The Guardian’s Sid Lowe wonders if it isn’t time to have Real Betis chieftan Manuel Ruíz de Lopera put down.

He made his fortune shifting second-hand TVs, is utterly devoted to the Christ of the Great Power, and carries money – lots and lots of it – around in black plastic bags. He owes the taxman 7m euros, sacked a player for “not trying”, hardly batted an eyelid when a former business partner mysteriously disappeared, and modestly named a stadium after himself. But what Real Betis president Manuel Ruíz de Lopera (above) really wants is to be loved – which is why he drives round the city picking up stray dogs.

Which is also why he once spent £28m on pointless show-pony Denílson, why every six months or so he announces “right that’s it, I’m leaving” in a desperate bid to get the béticos down on their knees going “oh please stay, Don Manué, pleeeease”, and why Betis’s current crisis, and their fans’ reaction to it, cuts so deep.

It also helps to explain why Betis have found themselves in crisis in the first place, why the side that qualified for this season’s Champions League for the first time in their history and won the Copa del Rey, are bottom of the table having scored just 10 goals all season. Why they are in real danger of going down.

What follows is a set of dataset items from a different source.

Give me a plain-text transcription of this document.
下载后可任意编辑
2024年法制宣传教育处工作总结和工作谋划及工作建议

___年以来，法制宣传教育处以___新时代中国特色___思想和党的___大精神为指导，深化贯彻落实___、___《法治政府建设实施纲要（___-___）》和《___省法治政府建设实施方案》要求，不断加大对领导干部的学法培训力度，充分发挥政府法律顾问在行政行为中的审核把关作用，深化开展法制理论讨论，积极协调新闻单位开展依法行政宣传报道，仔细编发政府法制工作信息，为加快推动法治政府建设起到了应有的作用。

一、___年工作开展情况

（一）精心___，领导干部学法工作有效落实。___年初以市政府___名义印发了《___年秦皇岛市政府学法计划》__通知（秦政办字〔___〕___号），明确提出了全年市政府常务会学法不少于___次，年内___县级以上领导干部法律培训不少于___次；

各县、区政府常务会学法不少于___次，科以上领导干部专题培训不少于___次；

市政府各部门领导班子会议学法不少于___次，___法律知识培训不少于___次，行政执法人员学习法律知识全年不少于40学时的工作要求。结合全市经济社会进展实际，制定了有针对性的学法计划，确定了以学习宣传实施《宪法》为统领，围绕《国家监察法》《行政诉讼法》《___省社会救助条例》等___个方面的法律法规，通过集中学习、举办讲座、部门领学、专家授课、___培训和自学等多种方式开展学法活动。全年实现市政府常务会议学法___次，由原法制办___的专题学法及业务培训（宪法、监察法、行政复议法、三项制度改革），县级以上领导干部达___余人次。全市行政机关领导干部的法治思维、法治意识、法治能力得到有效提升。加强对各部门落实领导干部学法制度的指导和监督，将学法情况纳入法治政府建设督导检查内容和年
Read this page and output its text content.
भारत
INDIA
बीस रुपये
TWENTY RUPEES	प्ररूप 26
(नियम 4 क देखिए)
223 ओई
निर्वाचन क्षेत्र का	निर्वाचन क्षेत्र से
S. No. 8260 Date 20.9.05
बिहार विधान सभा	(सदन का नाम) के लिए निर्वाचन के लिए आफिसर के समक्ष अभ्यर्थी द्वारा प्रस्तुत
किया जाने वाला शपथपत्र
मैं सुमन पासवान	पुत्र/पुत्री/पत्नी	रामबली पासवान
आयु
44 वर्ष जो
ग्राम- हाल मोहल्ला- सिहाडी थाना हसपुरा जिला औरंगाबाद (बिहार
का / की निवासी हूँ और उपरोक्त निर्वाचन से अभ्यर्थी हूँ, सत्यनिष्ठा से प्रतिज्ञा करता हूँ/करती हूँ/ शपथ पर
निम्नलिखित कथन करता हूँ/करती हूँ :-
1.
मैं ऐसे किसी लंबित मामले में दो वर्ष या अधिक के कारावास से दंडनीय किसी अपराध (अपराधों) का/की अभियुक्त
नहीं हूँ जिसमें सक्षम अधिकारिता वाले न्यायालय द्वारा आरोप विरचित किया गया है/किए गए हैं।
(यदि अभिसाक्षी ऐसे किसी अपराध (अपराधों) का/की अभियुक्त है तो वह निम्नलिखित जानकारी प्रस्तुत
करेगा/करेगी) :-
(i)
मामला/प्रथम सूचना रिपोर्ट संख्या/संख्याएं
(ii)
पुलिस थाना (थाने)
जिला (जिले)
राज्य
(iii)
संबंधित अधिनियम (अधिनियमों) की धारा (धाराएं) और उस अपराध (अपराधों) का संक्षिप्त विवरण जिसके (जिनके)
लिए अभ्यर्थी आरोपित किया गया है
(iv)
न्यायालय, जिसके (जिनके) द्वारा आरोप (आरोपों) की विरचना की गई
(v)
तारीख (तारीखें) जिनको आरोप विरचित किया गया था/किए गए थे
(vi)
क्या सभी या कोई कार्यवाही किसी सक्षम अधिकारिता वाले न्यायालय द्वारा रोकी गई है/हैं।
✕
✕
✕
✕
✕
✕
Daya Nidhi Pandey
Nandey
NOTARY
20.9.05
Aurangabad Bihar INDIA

It’s all gone horribly wrong and this weekend’s desperate nil-nil draw with fellow relegation candidates Espanyol summed up the way things have been going, one Tottingham-supporting match reporter writing: “Ossie Ardiles used to tell the story of how they had to repeat the penalty scene from Escape to Victory 46 times because Sylvester Stallone couldn’t save a thing. Even if he had been in goal yesterday, Betis still wouldn’t have scored.”